Non ! Le « timbre » dont il s’agit, doit être compris au sens du « Dictionnaire du Monde Rural et des mots du passé » de l’historien Marcel Lachiver (1934-2008). C’est la « cuve », le « cuvier », le « baquet » ou la grande auge en pierre qui servait à faire boire le bétail au pâturage. Ce mot aujourd’hui oublié était d’usage courant dans les campagnes d’Anjou, de Touraine et du Poitou depuis le 15ième siècle. Ainsi, pour signifier que Gargentua était un enfant boulimique, François Rabelais écrivait en 1532 dans Pantagruel: » Aussi luy bailloit-on ladicte bouillie en un grand timbre« .
Dans ce contexte, « le timbre des chats », c’est tout simplement une mangeoire en pierre. L’histoire qui s’y rapporte eut lieu, il y a fort, fort … longtemps, en Pays de Gâtine, au cœur du Haut Poitou à quelques lieues, au septentrion de Parthenay. Une bien étrange histoire, en vérité, peut-être révélatrice et déterminante de ce qui suit! Nous en reparlerons…
Le « Chat » de Geluck est donc totalement étranger à cette histoire. D’ailleurs, on se demande ce que pourrait faire ce matou d’Outre-Quiévrain en pays de Gâtine !
La genèse de ce papier – qu’un chat ne prendrait même pas pour litière – est en réalité assez banale. Tout procède de l’idée ou du constat trivial qu’au lieu de répartir les gens entre ceux qui se réclament de la « droite » et ceux qui idolâtrent la « gauche », on peut obtenir une représentation tout aussi pertinente de la société en définissant deux autres groupes « antagonistes » irrémédiablement non miscibles et non superposables aux précédents: celui des « félinophiles » qui vouent une dévotion exclusive aux chats, et celui des « félinophobes » qui, à l’inverse, se méfient des minets, leur prêtant toutes les tares de la terre et leur imputant une grande part de leurs malheurs !

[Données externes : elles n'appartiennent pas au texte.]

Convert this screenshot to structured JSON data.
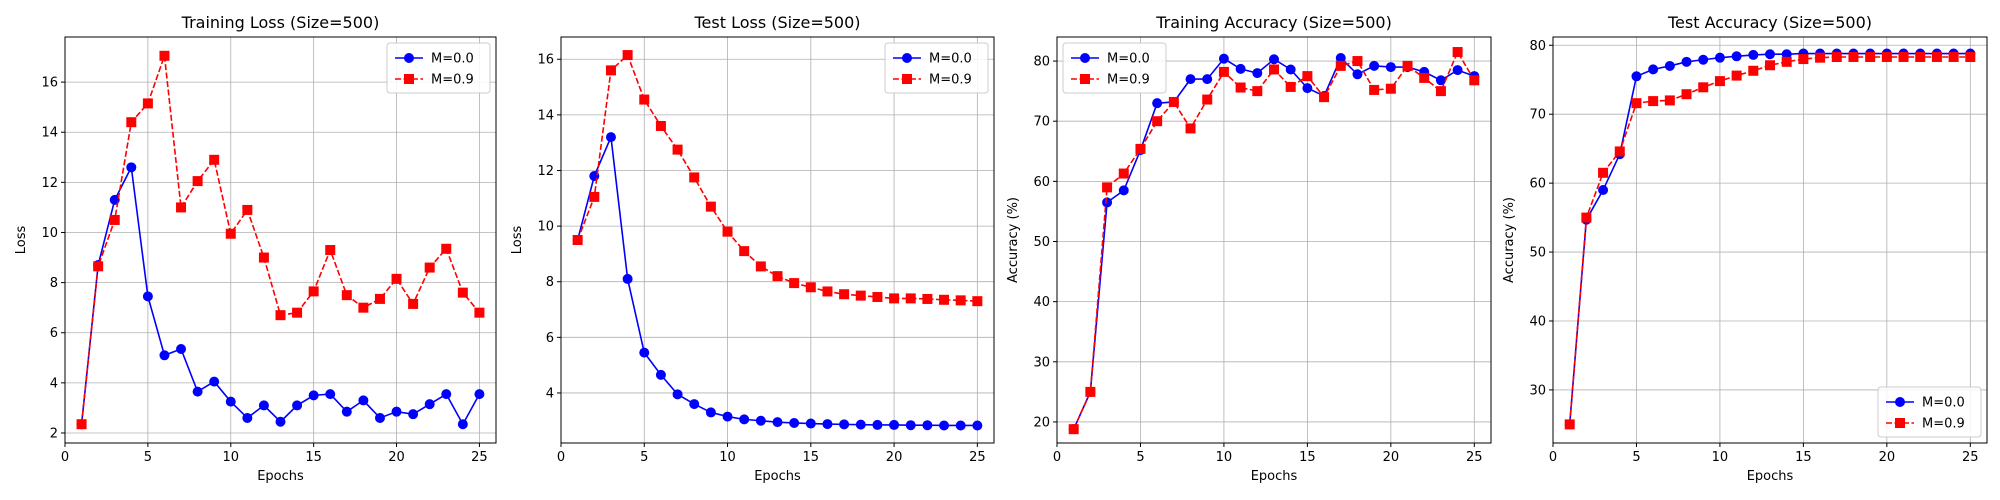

Tout compromis entre ces deux groupes semble difficile. Il est même admis qu’ils sont, par nature, inconciliables. Les uns prétendant en effet qu’ils ne peuvent jouir d’un sommeil réparateur qu’à côté d’un chat ronronnant, les autres au contraire verrouillant systématiquement tous les huis de leur maison pour interdire l’irruption nocturne – voire diurne – de tout importun pelage, au motif d’une prétendue allergie aux poils ! Ils accusent alors les minous de mille maux ! Et que sais-je encore ? Evidemment entre ces deux coalitions il existe, comme dans le cas de la « gauche » et de « la droite », des conciliateurs, voire des transfuges qui, selon les époques, deviennent renégats ou visionnaires, et s’efforcent en vain de faire cohabiter tout le monde sous un même toit ! Parfois, il le faut bien, ne serait-ce que pour satisfaire aux exigences de la reproduction sexuée commune à tous les mammifères!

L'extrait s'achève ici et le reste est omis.